The Tbilisi City Court found Saakashvili, who led Georgia from 2004 to 2012, guilty of misappropriating 9 million lari ($3.24 million) from the state budget during his second term for “personal luxuries.”
Saakashvili has been serving a six-year sentence since October 2021, when he returned to Georgia and was immediately arrested. The new verdict extends his imprisonment by nine years.
The court ruled that Saakashvili issued secret decrees directing the Special State Protection Service to cover costs that the presidential administration and State Security could not legally finance, creating a legal cover for the embezzled funds.
Teimuraz Janashia, the former head of the Special State Protection Service, was also charged in the case and fined 300,000 lari ($108,155). However, the judge said there was no evidence that Janashia had personally spent the allegedly misappropriated funds.
Both Saakashvili and Janashia pleaded not guilty.
Saakashvili was previously sentenced twice in absentia in 2018 for abuse of power. He received a three-year sentence for pardoning former Interior Ministry officials convicted of murdering Sandro Girgvliani, a senior bank employee found dead near Tbilisi. He also received a six-year sentence for allegedly ordering an attack on opposition lawmaker Valeri Gelashvili in 2005.
After leaving office, Saakashvili moved to Ukraine, where he briefly served as governor of the Odessa Black Sea region from 2015 to 2016. He was granted Ukrainian citizenship by President Petro Poroshenko in 2015 in exchange for supporting the Ukrainian revolution. Poroshenko revoked his citizenship in 2017.
Saakashvili could face additional prison time as he is currently facing two other charges. One relates to the dispersal of anti-government protests and the seizure of assets belonging to late billionaire and opposition figure Badri Patarkatsishvili in 2007. The other involves illegal border crossing.
Saakashvili denounced his 2021 arrest as "politically motivated," claiming that Georgian billionaire Bidzina Ivanishvili's ally, then-Prime Minister Irakli Garibashvili, threatened to extend his sentence if he did not “stop his political activity.”
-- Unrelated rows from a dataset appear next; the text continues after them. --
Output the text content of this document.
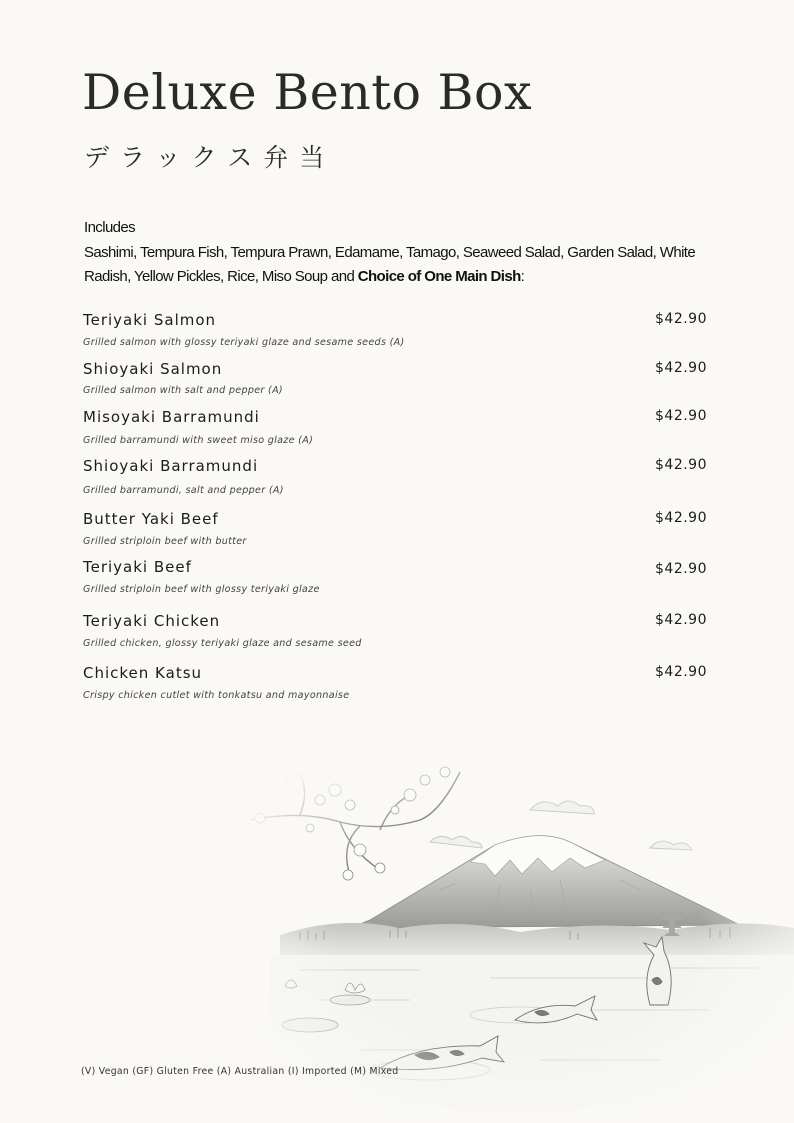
Deluxe Bento Box
デラックス弁当
Includes
Sashimi, Tempura Fish, Tempura Prawn, Edamame, Tamago, Seaweed Salad, Garden Salad, White Radish, Yellow Pickles, Rice, Miso Soup and Choice of One Main Dish:
Teriyaki Salmon	$42.90
Grilled salmon with glossy teriyaki glaze and sesame seeds (A)
Shioyaki Salmon	$42.90
Grilled salmon with salt and pepper (A)
Misoyaki Barramundi	$42.90
Grilled barramundi with sweet miso glaze (A)
Shioyaki Barramundi	$42.90
Grilled barramundi, salt and pepper (A)
Butter Yaki Beef	$42.90
Grilled striploin beef with butter
Teriyaki Beef	$42.90
Grilled striploin beef with glossy teriyaki glaze
Teriyaki Chicken	$42.90
Grilled chicken, glossy teriyaki glaze and sesame seed
Chicken Katsu	$42.90
Crispy chicken cutlet with tonkatsu and mayonnaise
(V) Vegan (GF) Gluten Free (A) Australian (I) Imported (M) Mixed
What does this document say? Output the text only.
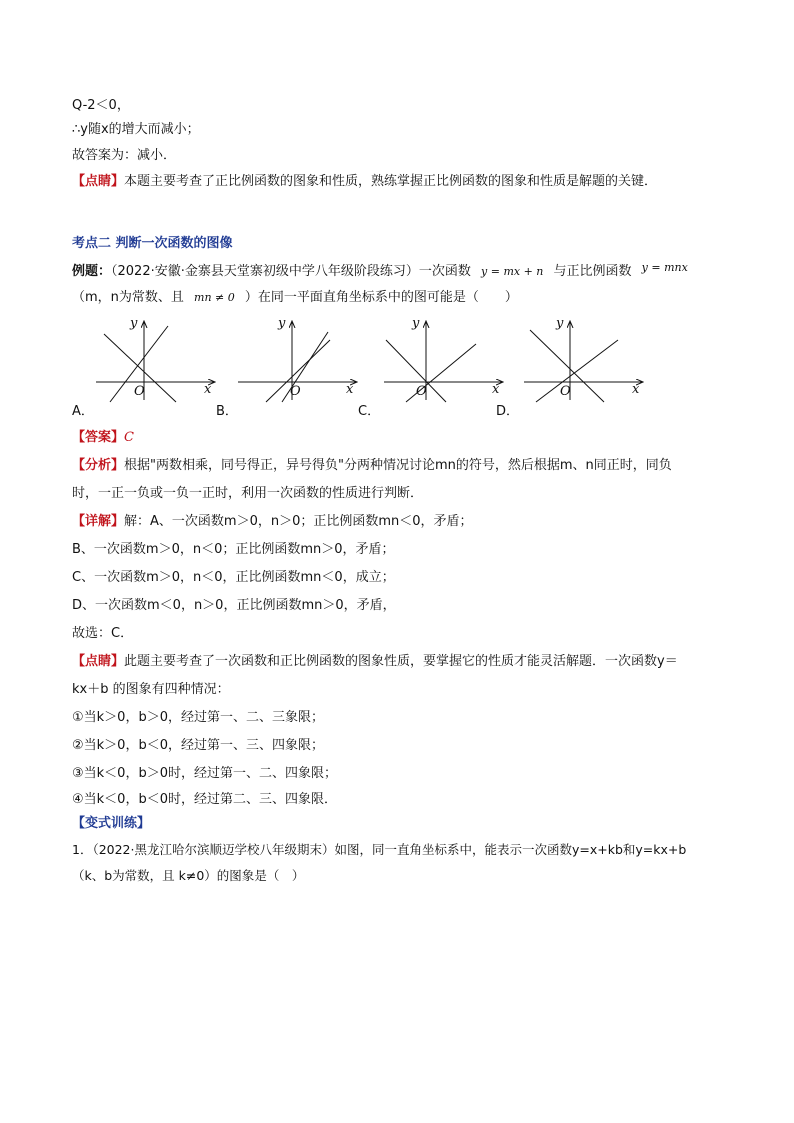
Q-2＜0，
∴y随x的增大而减小；
故答案为：减小．
【点睛】本题主要考查了正比例函数的图象和性质，熟练掌握正比例函数的图象和性质是解题的关键．
考点二 判断一次函数的图像
例题：（2022·安徽·金寨县天堂寨初级中学八年级阶段练习）一次函数 y = mx + n 与正比例函数 $^{y = mnx}$
（m，n为常数、且 mn ≠ 0 ）在同一平面直角坐标系中的图可能是（　　）
y
x
O
A．
y
x
O
B．
y
x
O
C．
y
x
O
D．
【答案】C
【分析】根据"两数相乘，同号得正，异号得负"分两种情况讨论mn的符号，然后根据m、n同正时，同负
时，一正一负或一负一正时，利用一次函数的性质进行判断．
【详解】解：A、一次函数m＞0，n＞0；正比例函数mn＜0，矛盾；
B、一次函数m＞0，n＜0；正比例函数mn＞0，矛盾；
C、一次函数m＞0，n＜0，正比例函数mn＜0，成立；
D、一次函数m＜0，n＞0，正比例函数mn＞0，矛盾，
故选：C．
【点睛】此题主要考查了一次函数和正比例函数的图象性质，要掌握它的性质才能灵活解题．一次函数y＝
kx＋b 的图象有四种情况：
①当k＞0，b＞0，经过第一、二、三象限；
②当k＞0，b＜0，经过第一、三、四象限；
③当k＜0，b＞0时，经过第一、二、四象限；
④当k＜0，b＜0时，经过第二、三、四象限．
【变式训练】
1．（2022·黑龙江哈尔滨顺迈学校八年级期末）如图，同一直角坐标系中，能表示一次函数y=x+kb和y=kx+b
（k、b为常数，且 k≠0）的图象是（　）
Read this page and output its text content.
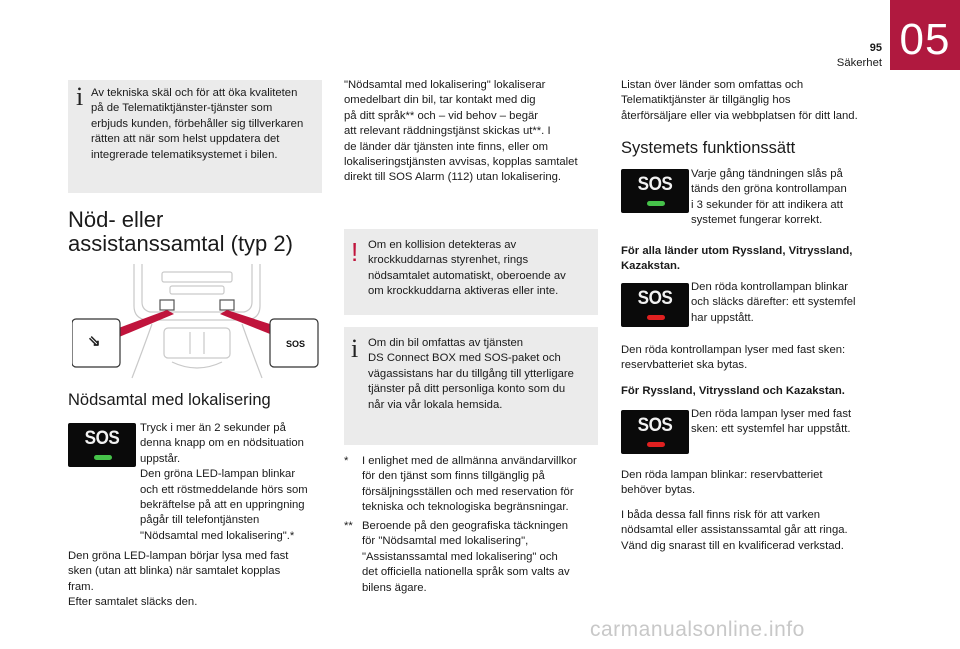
05
95
Säkerhet
i Av tekniska skäl och för att öka kvaliteten

på de Telematiktjänster-tjänster som

erbjuds kunden, förbehåller sig tillverkaren

rätten att när som helst uppdatera det

integrerade telematiksystemet i bilen.

Nöd- eller

assistanssamtal (typ 2)

⇘	SOS

Nödsamtal med lokalisering

SOS	Tryck i mer än 2 sekunder på

denna knapp om en nödsituation

uppstår.

Den gröna LED-lampan blinkar

och ett röstmeddelande hörs som

bekräftelse på att en uppringning

pågår till telefontjänsten

"Nödsamtal med lokalisering".*

Den gröna LED-lampan börjar lysa med fast

sken (utan att blinka) när samtalet kopplas

fram.

Efter samtalet släcks den.

"Nödsamtal med lokalisering" lokaliserar

omedelbart din bil, tar kontakt med dig

på ditt språk** och – vid behov – begär

att relevant räddningstjänst skickas ut**. I

de länder där tjänsten inte finns, eller om

lokaliseringstjänsten avvisas, kopplas samtalet

direkt till SOS Alarm (112) utan lokalisering.

! Om en kollision detekteras av

krockkuddarnas styrenhet, rings

nödsamtalet automatiskt, oberoende av

om krockkuddarna aktiveras eller inte.

i Om din bil omfattas av tjänsten

DS Connect BOX med SOS-paket och

vägassistans har du tillgång till ytterligare

tjänster på ditt personliga konto som du

når via vår lokala hemsida.

* I enlighet med de allmänna användarvillkor

för den tjänst som finns tillgänglig på

försäljningsställen och med reservation för

tekniska och teknologiska begränsningar.

** Beroende på den geografiska täckningen

för "Nödsamtal med lokalisering",

"Assistanssamtal med lokalisering" och

det officiella nationella språk som valts av

bilens ägare.

Listan över länder som omfattas och

Telematiktjänster är tillgänglig hos

återförsäljare eller via webbplatsen för ditt land.

Systemets funktionssätt

SOS	Varje gång tändningen slås på

tänds den gröna kontrollampan

i 3 sekunder för att indikera att

systemet fungerar korrekt.

För alla länder utom Ryssland, Vitryssland,

Kazakstan.

SOS

Den röda kontrollampan blinkar

och släcks därefter: ett systemfel

har uppstått.

Den röda kontrollampan lyser med fast sken:

reservbatteriet ska bytas.

För Ryssland, Vitryssland och Kazakstan.

SOS

Den röda lampan lyser med fast

sken: ett systemfel har uppstått.

Den röda lampan blinkar: reservbatteriet

behöver bytas.

I båda dessa fall finns risk för att varken

nödsamtal eller assistanssamtal går att ringa.

Vänd dig snarast till en kvalificerad verkstad.

carmanualsonline.info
“The sentence against me is an outrageous case of Political Persecution from a Russian oligarch to whom I peacefully handed power in 2012,” Saakashvili wrote on Facebook, calling on the international community to speak out “against all the injustices taking place in Georgia that includes multiple cases of political imprisonment and a crackdown on peaceful rallies and opposition media.”